In summary, the ADePT project aims to improve the efficiency of the dementia pathway at its very beginning and supports systems integration at the intersection between primary and secondary care. The introduction of a standardized, self-administered, digital assessment tool for the timely detection of neurodegeneration as part of a decision-support system that can signpost accordingly can reduce unnecessary referrals, service backlog, and assessment variability.

Remote assessments in the post-COVID-19 clinical environment are expected to form a core part of frontline service delivery as both services and their service user attitudes change while the use of smartphones and tablet computers is expanding in older adults [8]. Early identification is key as evidenced by the Prime Minister’s Challenge in 2020 [9] and is now corroborated by the advent of novel disease-modifying treatments [10].

We hypothesize that the health economic benefits for such a decision support tool will overshadow the relatively low price of such a proprietary technology compared to pen and paper conventional tests that demand time and expertise most primary care practitioners may not have, in combination with limitations in their validity in prodromal dementia and invariable cultural and interpretation bias.

The main strength of this study is that it accommodates face-to-face and remote assessments as part of day-to-day practice in a memory service setting with minimal disruption to the pathway, while obtaining real-world data on participant experience and the acceptability of such a tool in a rapidly changing technological environment.

In the ADePT study, we investigate GP referrals to memory clinics, where GP colleagues have already made the clinical decision to refer to specialists.
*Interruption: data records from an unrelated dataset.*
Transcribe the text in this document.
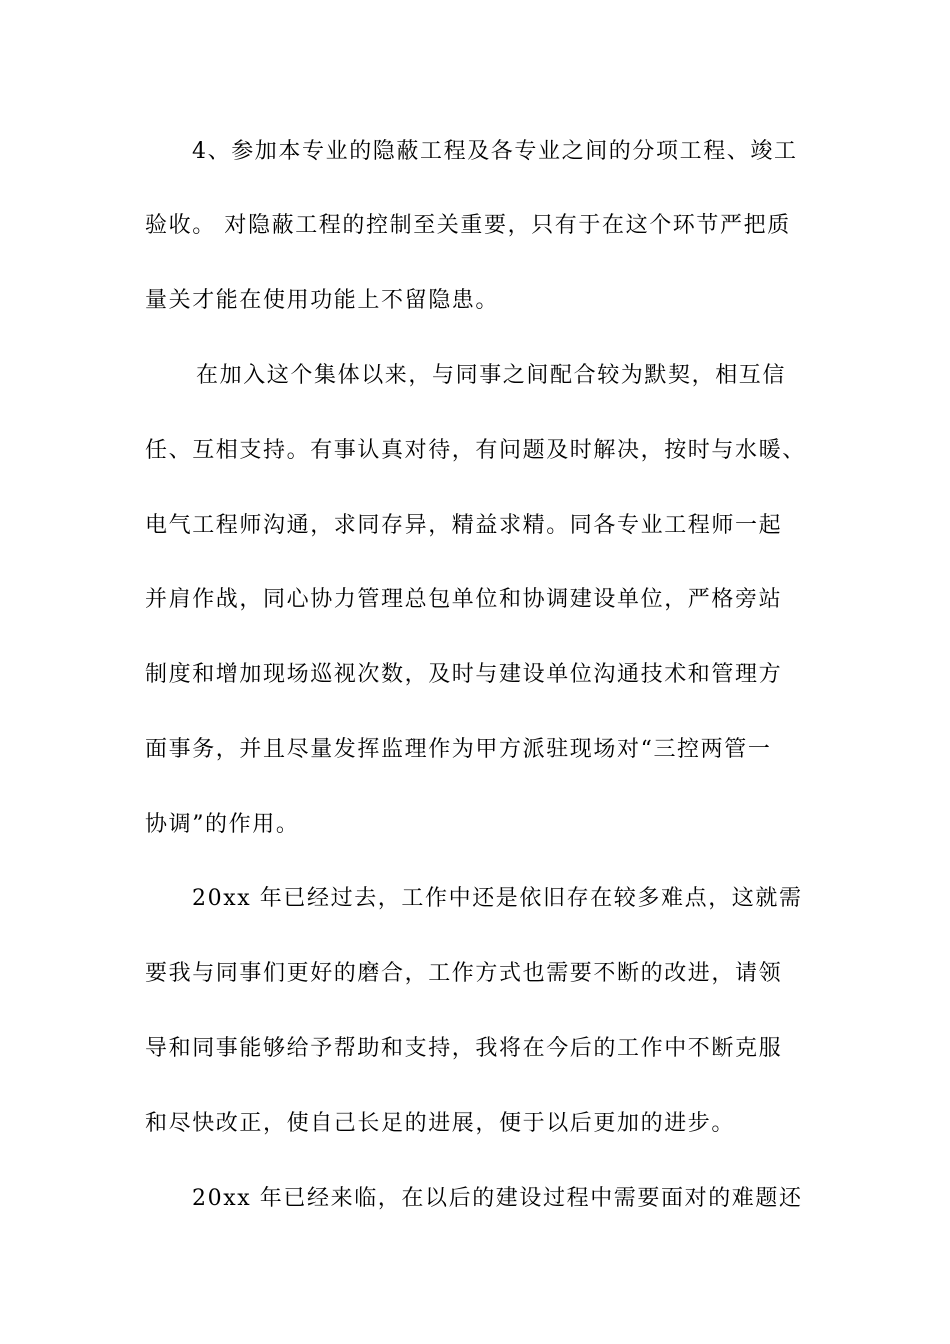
4、参加本专业的隐蔽工程及各专业之间的分项工程、竣工
验收。 对隐蔽工程的控制至关重要，只有于在这个环节严把质
量关才能在使用功能上不留隐患。
在加入这个集体以来，与同事之间配合较为默契，相互信
任、互相支持。有事认真对待，有问题及时解决，按时与水暖、
电气工程师沟通，求同存异，精益求精。同各专业工程师一起
并肩作战，同心协力管理总包单位和协调建设单位，严格旁站
制度和增加现场巡视次数，及时与建设单位沟通技术和管理方
面事务，并且尽量发挥监理作为甲方派驻现场对“三控两管一
协调”的作用。
20xx 年已经过去，工作中还是依旧存在较多难点，这就需
要我与同事们更好的磨合，工作方式也需要不断的改进，请领
导和同事能够给予帮助和支持，我将在今后的工作中不断克服
和尽快改正，使自己长足的进展，便于以后更加的进步。
20xx 年已经来临，在以后的建设过程中需要面对的难题还
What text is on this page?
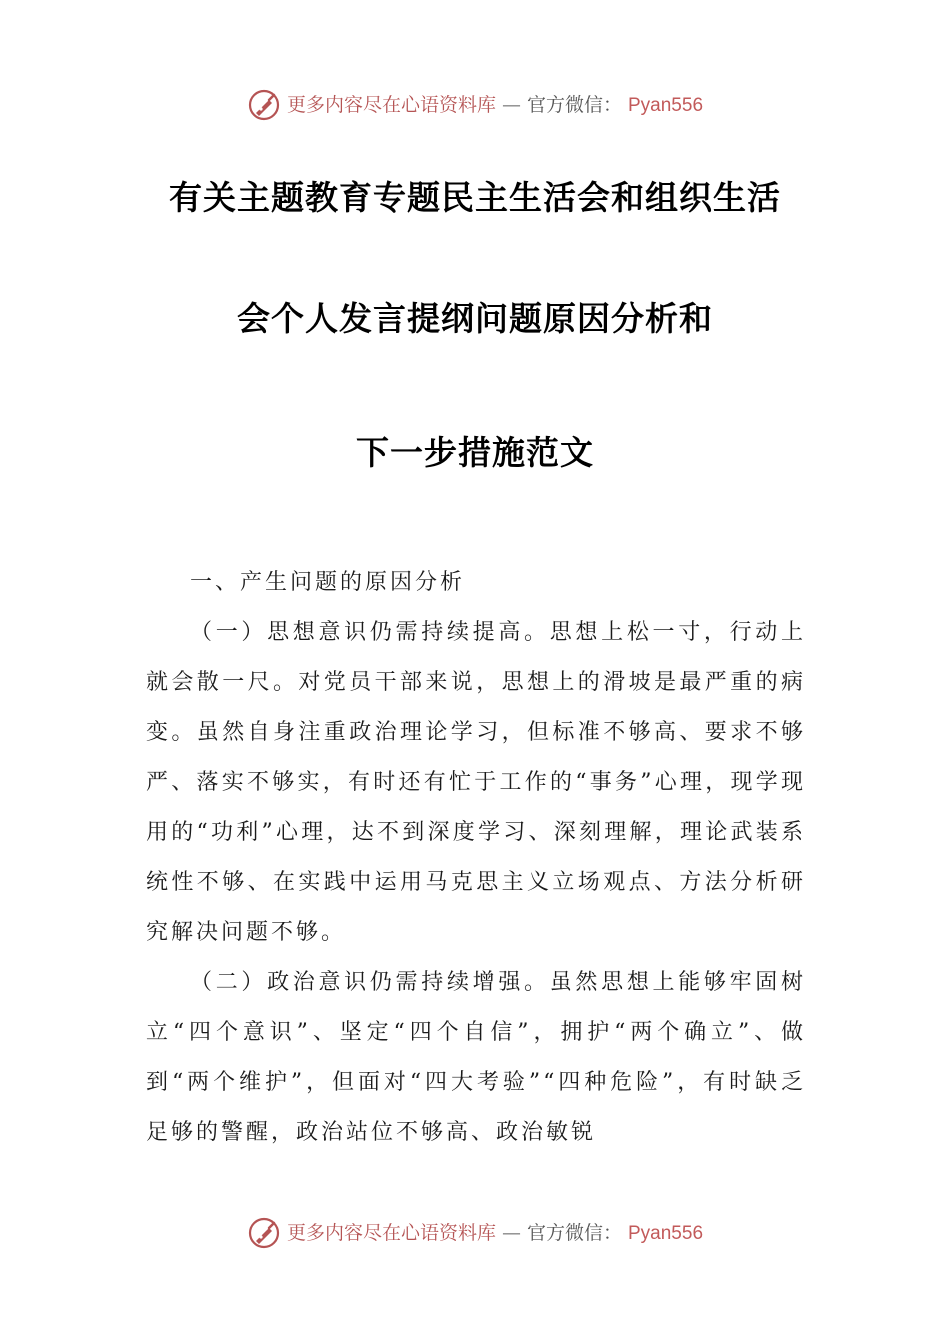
更多内容尽在心语资料库 — 官方微信： Pyan556
有关主题教育专题民主生活会和组织生活
会个人发言提纲问题原因分析和
下一步措施范文

一、产生问题的原因分析

（一）思想意识仍需持续提高。思想上松一寸，行动上就会散一尺。对党员干部来说，思想上的滑坡是最严重的病变。虽然自身注重政治理论学习，但标准不够高、要求不够严、落实不够实，有时还有忙于工作的“事务”心理，现学现用的“功利”心理，达不到深度学习、深刻理解，理论武装系统性不够、在实践中运用马克思主义立场观点、方法分析研究解决问题不够。

（二）政治意识仍需持续增强。虽然思想上能够牢固树立“四个意识”、坚定“四个自信”，拥护“两个确立”、做到“两个维护”，但面对“四大考验”“四种危险”，有时缺乏足够的警醒，政治站位不够高、政治敏锐

更多内容尽在心语资料库 — 官方微信： Pyan556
As a result, these cases may only be assessed as true or false positives based on prospective diagnosis of neurodegeneration or not.A more complete picture of the quality of primary care cognitive assessment would also require the study of true and false negatives (ie, those patients who were not referred to memory clinics by their GPs). This is a limitation of the study, albeit an unavoidable one as the latter would require multisite recruitment from GP surgeries and prospective participant follow-up which would be impractical. However, we expect that the ADePT results can inform a future longitudinal study in primary care.

To date, research on digital cognitive tests in primary care has been scant. A valid and acceptable tool can improve early diagnosis, provide timely interventions, enhance clinical and health economic outcomes, reduce burden on memory services, and foster interoperability and continuity of care throughout the patient journey in the dementia pathway. A remote assessment tool can also close the clinically important service gap that is the monitoring of disease progression both in already diagnosed patients and those with MCI. Monitoring of the latter patient group is particularly topical as there is no current service provision, as novel treatments are becoming available [10]. The ADePT project aims to provide appropriate evidence to support policy change to shape best practice guidelines in the dementia pathway. Finally, objective and consistent measurement of cognition for at-risk populations will support research and candidate identification in primary care for a disease that continues to take a toll on patients, services, and families.